Alfonso Cuarón acerta em seu filme sobre uma pessimista visão do futuro.

9,0

Alguns diretores independentes têm se arriscado no difícil gênero da ficção científica, Steven Soderbergh tentou com mais uma versão de Solaris, Thomas Vinterberg falhou no Dogma do Amor (It's All About Love) e Darren Aronofsky apostou tudo no recente Fonte da Vida (The Fountain), mas quem se saiu melhor foi Alfonso Cuarón, o diretor mexicano que alcançou notoriedade com o sexy E Sua Mãe Também (Y Tu Mama Tambien), já tinha sido bem sucedido no gênero fantástico com o terceiro capítulo da franquia Harry Potter: O Prisioneiro de Azkaban, mas com Filhos da Esperança ele se supera.

Theo (Clive Owen) pode considerar-se afortunado, ele trabalha e mora na Inglaterra de 2027, um dos poucos países que ainda não sucumbiram ao caos que se instalou ao redor do mundo devido ao fato da humanidade estar à beira da extinção. Não nascem bebês há 18 anos e o país tenta se proteger da invasão de imigrantes, que fogem das péssimas condições dos países vizinhos. Ainda assim, suja e à beira da anarquia, com ameaças de atentados a qualquer momento, a própria Inglaterra parece agonizar. Nesse cenário, Theo acaba sendo afastado de sua rotina ao ser envolvido pela ex-mulher (Julianne Moore), ativista política e terrorista, numa aventura para escoltar uma adolescente grávida ao barco de uma misteriosa organização a fim de que ela possa dar à luz em segurança.

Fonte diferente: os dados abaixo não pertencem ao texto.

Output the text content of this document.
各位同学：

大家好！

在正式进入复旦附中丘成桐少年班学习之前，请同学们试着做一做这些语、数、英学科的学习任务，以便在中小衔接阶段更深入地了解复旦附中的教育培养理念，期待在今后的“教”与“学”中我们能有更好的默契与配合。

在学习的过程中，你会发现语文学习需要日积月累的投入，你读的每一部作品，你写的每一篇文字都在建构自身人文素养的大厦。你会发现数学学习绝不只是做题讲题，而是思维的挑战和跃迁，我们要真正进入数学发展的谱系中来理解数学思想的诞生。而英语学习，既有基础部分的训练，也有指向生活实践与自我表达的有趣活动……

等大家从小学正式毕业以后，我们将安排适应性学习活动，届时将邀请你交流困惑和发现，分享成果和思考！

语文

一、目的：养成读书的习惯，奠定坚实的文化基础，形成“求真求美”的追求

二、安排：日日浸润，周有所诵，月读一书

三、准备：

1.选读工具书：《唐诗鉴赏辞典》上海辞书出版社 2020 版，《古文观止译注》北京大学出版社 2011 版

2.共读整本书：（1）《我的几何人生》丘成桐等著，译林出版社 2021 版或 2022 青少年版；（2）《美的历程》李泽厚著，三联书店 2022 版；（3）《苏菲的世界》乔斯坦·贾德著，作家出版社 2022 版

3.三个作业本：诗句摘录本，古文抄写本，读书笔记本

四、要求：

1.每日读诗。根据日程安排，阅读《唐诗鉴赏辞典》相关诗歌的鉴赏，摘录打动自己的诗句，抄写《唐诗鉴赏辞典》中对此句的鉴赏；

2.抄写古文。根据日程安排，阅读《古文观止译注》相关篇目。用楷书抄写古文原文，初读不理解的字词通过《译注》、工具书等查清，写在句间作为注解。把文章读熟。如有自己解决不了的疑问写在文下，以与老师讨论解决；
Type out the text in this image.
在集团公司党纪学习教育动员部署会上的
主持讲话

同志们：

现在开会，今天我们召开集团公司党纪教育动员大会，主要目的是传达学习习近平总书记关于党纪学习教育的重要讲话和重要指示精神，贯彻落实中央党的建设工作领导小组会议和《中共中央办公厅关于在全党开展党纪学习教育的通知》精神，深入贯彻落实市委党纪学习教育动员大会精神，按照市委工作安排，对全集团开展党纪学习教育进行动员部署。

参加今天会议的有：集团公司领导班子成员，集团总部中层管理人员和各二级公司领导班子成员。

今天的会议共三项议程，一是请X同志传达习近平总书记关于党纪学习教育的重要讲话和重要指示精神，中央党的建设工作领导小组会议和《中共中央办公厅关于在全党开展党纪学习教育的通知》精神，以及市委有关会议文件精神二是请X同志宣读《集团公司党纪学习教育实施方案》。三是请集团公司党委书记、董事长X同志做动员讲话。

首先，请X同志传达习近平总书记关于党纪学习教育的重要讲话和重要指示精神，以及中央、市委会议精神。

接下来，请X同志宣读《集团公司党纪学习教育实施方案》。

A escolha por acompanhar quase o tempo inteiro apenas Theo acaba limitando o desenvolvimento dos personagens paralelos ou de fatos que dariam uma maior explicação da situação mas, com 109 minutos, Filhos da Esperança é um filme enxuto e direto, algo louvável em tempos de filmes de três horas que quase sempre necessitam de uns quilos a menos. Aqui, tudo o que é mostrado é essencial, muitos detalhes são revelados apenas por elementos visuais, como fotografias e recortes de jornal e os mais atentos serão recompensados também por inúmeras referências culturais, que vão desde imagens que evocam os prisioneiros de Abu Ghraib à capa de um disco do Pink Floyd, é uma narrativa incomum numa época em que os filmes tratam as platéias pelo menor denominador comum, não deixando espaço para se refletir e observar.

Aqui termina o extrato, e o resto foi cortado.